As you can see, I’ve had a mixed experience, so I can relate when people tell me they don’t like therapy or they find it a frustrating waste of time. Last week, I was driving with a friend down Bondi road. I hadn’t seen her in about 6 weeks or so, and we were just catching up. Since I started seeing a therapist fairly regularly around 3 years ago, I’ve become a bit more vocal about how necessary these kinds of support networks are, and how much I have benefitted from it.

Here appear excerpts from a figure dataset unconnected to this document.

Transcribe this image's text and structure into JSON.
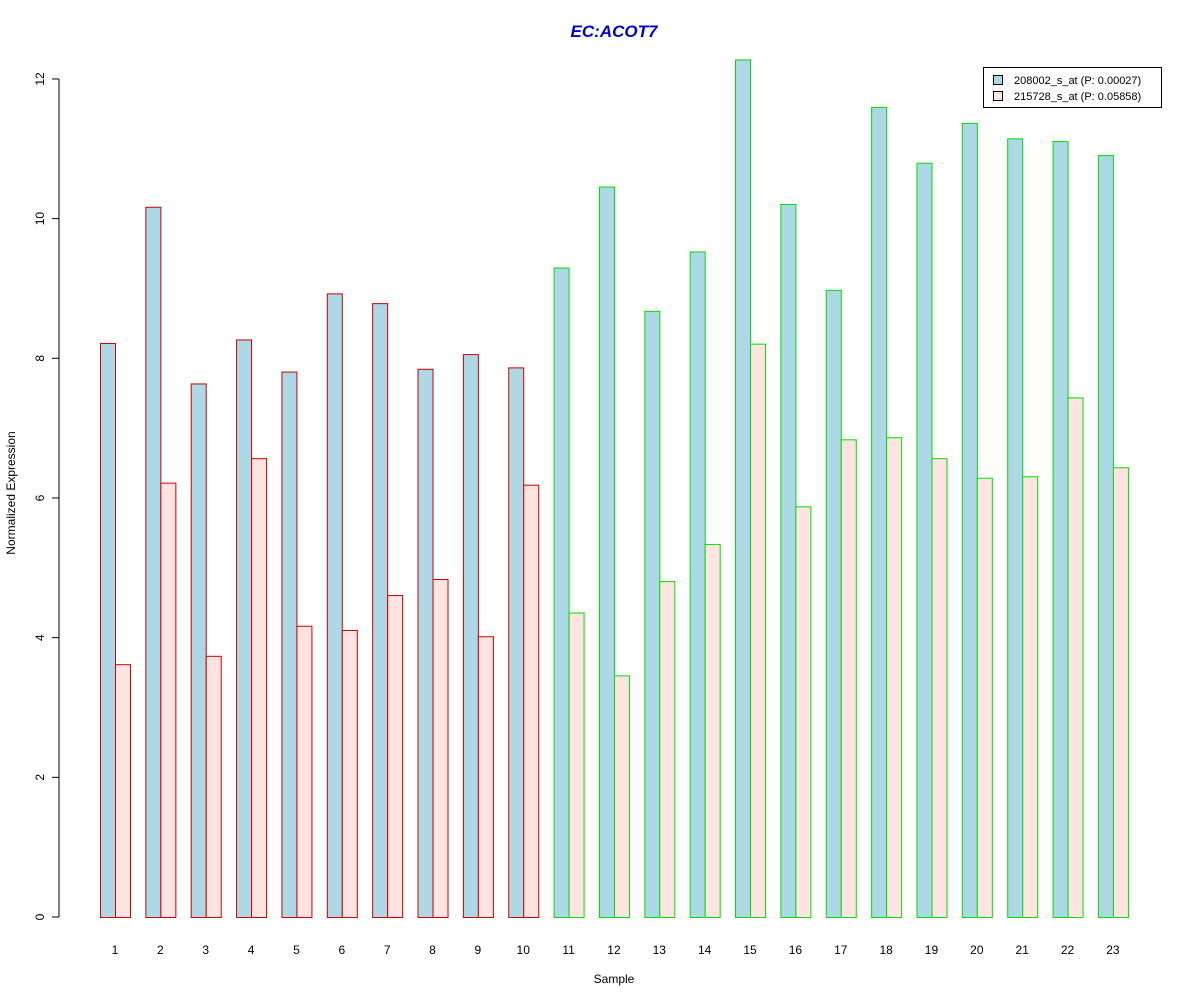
{
  "chart_data": {
    "type": "bar",
    "title": "EC:ACOT7",
    "xlabel": "Sample",
    "ylabel": "Normalized Expression",
    "ylim": [
      0,
      12.3
    ],
    "yticks": [
      0,
      2,
      4,
      6,
      8,
      10,
      12
    ],
    "categories": [
      "1",
      "2",
      "3",
      "4",
      "5",
      "6",
      "7",
      "8",
      "9",
      "10",
      "11",
      "12",
      "13",
      "14",
      "15",
      "16",
      "17",
      "18",
      "19",
      "20",
      "21",
      "22",
      "23"
    ],
    "group_border_colors": [
      "#CC0000",
      "#CC0000",
      "#CC0000",
      "#CC0000",
      "#CC0000",
      "#CC0000",
      "#CC0000",
      "#CC0000",
      "#CC0000",
      "#CC0000",
      "#00DD00",
      "#00DD00",
      "#00DD00",
      "#00DD00",
      "#00DD00",
      "#00DD00",
      "#00DD00",
      "#00DD00",
      "#00DD00",
      "#00DD00",
      "#00DD00",
      "#00DD00",
      "#00DD00"
    ],
    "series": [
      {
        "name": "208002_s_at (P: 0.00027)",
        "fill": "#ADD8E6",
        "values": [
          8.22,
          10.17,
          7.64,
          8.27,
          7.81,
          8.93,
          8.79,
          7.85,
          8.06,
          7.87,
          9.3,
          10.46,
          8.68,
          9.53,
          12.28,
          10.21,
          8.98,
          11.6,
          10.8,
          11.37,
          11.15,
          11.11,
          10.91
        ]
      },
      {
        "name": "215728_s_at (P: 0.05858)",
        "fill": "#FFE4E1",
        "values": [
          3.62,
          6.22,
          3.74,
          6.57,
          4.17,
          4.11,
          4.61,
          4.84,
          4.02,
          6.19,
          4.36,
          3.46,
          4.81,
          5.34,
          8.21,
          5.88,
          6.84,
          6.87,
          6.57,
          6.29,
          6.31,
          7.44,
          6.44
        ]
      }
    ],
    "legend_position": "top-right",
    "grid": false
  }
}
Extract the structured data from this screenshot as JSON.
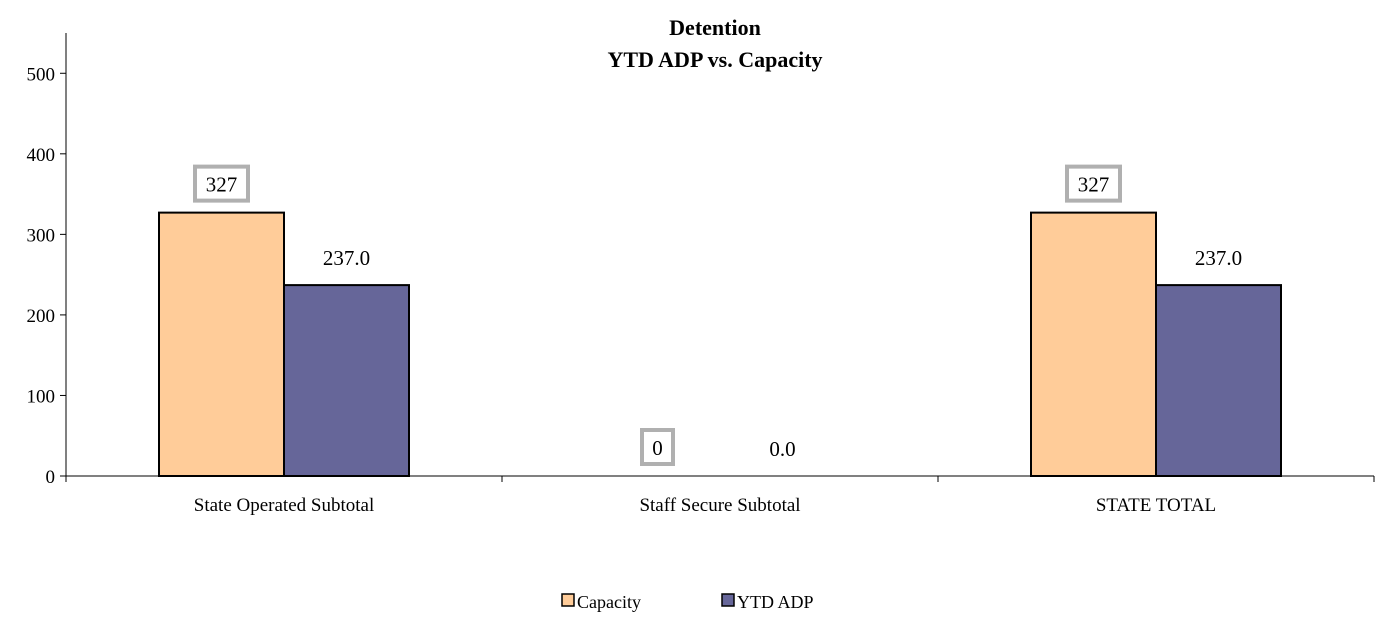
{
  "chart_data": {
    "type": "bar",
    "title": "Detention",
    "subtitle": "YTD ADP vs. Capacity",
    "categories": [
      "State Operated Subtotal",
      "Staff Secure Subtotal",
      "STATE TOTAL"
    ],
    "series": [
      {
        "name": "Capacity",
        "values": [
          327,
          0,
          327
        ],
        "labels": [
          "327",
          "0",
          "327"
        ],
        "color": "#FFCC99",
        "label_style": "boxed"
      },
      {
        "name": "YTD ADP",
        "values": [
          237.0,
          0.0,
          237.0
        ],
        "labels": [
          "237.0",
          "0.0",
          "237.0"
        ],
        "color": "#666699",
        "label_style": "plain"
      }
    ],
    "ylim": [
      0,
      550
    ],
    "yticks": [
      0,
      100,
      200,
      300,
      400,
      500
    ],
    "xlabel": "",
    "ylabel": "",
    "grid": false,
    "legend_position": "bottom"
  }
}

Although it took some time and energy to find a therapist I clicked with, once I had found the right fit for me, I remember walking out of the sessions mindblown just thinking ‘wow, EVERYONE MUST DO THIS!’ its almost like, you don’t know what you don’t know – and if you aren’t willing to take a little dive into your own mind, it can be really surprising what is waiting for you when you do.
Especially living in Sydney, when our attention is so in demand, and the fast-paced lifestyle, social media use, compulsive socialisation and general go go go of the city can keep us all a little distracted from ‘alone time with self.’
I’ve had such a great experience (albeit, challenging, emotional, confronting and all the fun painful things often associated with growth), so I was surprised when my friend told me that she was cancelling her therapist appointments indefinitely.
“I’d rather spend the $250.00 on a dress, or a bag.” She told me. “I mean really…” she continued, “Do you even think they “work”? I sit there and I just need her to TELL ME WHATS WRONG WITH ME?! Otherwise, what’s the point?!” I kind of laughed it off and agreed with her – “Yeah, if you don’t feel like you’re getting much out of it…”
It got me thinking though. And really, I so don’t think ‘whats wrong with you’, is the point. Its kind of like exercising, eating healthily to manage your weight, or brushing your teeth: prevention is easier than cure. A proactive approach to therapy can make a big difference to your unconscious patterns, and general life trajectory.
If you’ve been thinking about it, just do it. Google local therapists, talk to your friends who already seek help. If you’re curious about my personal experience, feel free to reach out. Here’s three things I want to share:
- You don’t have to be a train wreck to seek support. It can be preventative. Taking a proactive approach to ensuring continued good mental health is one of the best investments you can make in your future, and you may find a safe space to uncover some feelings and patterns you’ve been repressing.
- Although it can sound expensive at first (especially the good ones), Australia has made mental health support so accessible – a trip to your GP will see you cover most if not all of the costs of a session under a mental health care plan.
- Get organised, and start building the rest of your self care toolbox. There are so many little things we do to look after our bodies: Gyms, dentists, hairdressers, massages. It’s really important to look after your mind and mental wellbeing, because it determines your trajectory into the future.